"You said I could only use things that everyone had. Well, everyone has cicadas, right?"
That's how Glenn Walden, a senior pastry and baking instructor at Stratford University in Falls Church, explained the extreme makeover plan for his cake.
To begin with, he decided to artfully arrange several real, chocolate-coated cicadas on top of the cake. Then he made a giant cicada out of dark and white chocolate with red candies for the eyes. To give the impression of trees, Walden stuck some tall dark chocolate straws into the frosting.

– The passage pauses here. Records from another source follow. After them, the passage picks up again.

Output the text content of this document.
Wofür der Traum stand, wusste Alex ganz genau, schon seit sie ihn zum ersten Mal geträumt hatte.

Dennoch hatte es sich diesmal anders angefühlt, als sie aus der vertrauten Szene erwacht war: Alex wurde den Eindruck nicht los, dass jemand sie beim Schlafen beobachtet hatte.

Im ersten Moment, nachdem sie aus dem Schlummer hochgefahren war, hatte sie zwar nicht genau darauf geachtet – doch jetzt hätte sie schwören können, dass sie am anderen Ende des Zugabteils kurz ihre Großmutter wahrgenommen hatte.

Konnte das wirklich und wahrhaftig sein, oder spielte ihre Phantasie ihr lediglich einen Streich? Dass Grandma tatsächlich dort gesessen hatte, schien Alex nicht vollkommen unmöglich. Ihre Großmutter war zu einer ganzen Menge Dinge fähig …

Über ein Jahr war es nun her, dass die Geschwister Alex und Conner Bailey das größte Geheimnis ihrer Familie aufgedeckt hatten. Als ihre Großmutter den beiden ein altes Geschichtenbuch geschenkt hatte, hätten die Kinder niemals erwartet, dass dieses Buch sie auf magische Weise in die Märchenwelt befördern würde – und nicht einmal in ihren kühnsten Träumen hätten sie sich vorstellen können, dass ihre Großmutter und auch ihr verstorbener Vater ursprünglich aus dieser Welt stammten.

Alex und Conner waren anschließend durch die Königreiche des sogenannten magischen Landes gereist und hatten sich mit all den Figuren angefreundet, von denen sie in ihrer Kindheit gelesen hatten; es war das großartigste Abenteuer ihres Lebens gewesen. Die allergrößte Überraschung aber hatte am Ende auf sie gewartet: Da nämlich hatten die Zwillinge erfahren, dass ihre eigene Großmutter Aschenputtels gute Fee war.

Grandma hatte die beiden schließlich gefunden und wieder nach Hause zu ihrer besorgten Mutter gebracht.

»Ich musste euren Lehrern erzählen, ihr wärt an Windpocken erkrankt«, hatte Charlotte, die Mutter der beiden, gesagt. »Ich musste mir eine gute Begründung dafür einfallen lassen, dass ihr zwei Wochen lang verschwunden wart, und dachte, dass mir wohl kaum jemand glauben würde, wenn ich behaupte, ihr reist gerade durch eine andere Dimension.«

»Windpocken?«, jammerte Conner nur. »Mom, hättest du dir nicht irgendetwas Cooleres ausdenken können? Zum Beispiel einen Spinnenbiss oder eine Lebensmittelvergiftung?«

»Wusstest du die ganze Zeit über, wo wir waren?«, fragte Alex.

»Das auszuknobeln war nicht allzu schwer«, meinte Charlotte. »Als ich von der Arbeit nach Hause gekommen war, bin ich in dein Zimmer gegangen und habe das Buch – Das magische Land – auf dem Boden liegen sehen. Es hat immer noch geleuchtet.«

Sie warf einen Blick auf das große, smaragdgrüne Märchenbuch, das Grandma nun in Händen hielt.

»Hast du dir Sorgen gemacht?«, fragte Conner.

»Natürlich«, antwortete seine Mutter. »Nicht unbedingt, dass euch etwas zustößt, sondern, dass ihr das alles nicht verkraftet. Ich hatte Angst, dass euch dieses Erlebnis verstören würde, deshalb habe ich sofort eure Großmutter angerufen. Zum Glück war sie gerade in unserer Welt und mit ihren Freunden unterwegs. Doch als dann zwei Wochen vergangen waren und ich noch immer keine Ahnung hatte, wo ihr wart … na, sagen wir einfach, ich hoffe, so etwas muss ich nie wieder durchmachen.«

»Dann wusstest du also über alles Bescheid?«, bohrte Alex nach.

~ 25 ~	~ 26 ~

Finally, to add a zip of color, eyeball-red frosting was piped around the base of the cake. A little tube of green frosting gel was used to draw some leaf shapes on the sides and top.
"I wanted to do something everyone would talk about," he admitted.
The live cicadas came from his neighbor's bushes in Sterling. To kill the cicadas without deforming them, he put them in his freezer at home. ("My wife was not happy about this," he noted.) He then impaled them on lollipop sticks and sprayed them with melted semisweet chocolate. Cicadas also could be painted with chocolate using a tiny paint brush. "But don't dip them in chocolate," he warned, "because their wings won't stay spread out."
To make the large cicada, he formed cooled, melted chocolate into an oblong shape for the body and head. He drizzled melted white chocolate into wing shapes on wax paper, and when they had cooled and hardened, he squirted melted dark chocolate to make the wings' veins. He attached the wings and the cinnamon candy-eyes with dabs of melted chocolate. The chocolate straws were made by scraping a sharp knife edge down a thin layer of chilled, melted chocolate on the back of a baking sheet.
Walden, a graduate of the Culinary Institute of America, has taught at Stratford for 10 years. He has worked as a chef in Pennsylvania and at the Lansdowne Resort in Leesburg. Despite his cake skills, he admits that his children, ages 12 and 9, aren't always impressed. "What they really like are Carvel ice cream cakes," he says with a sigh.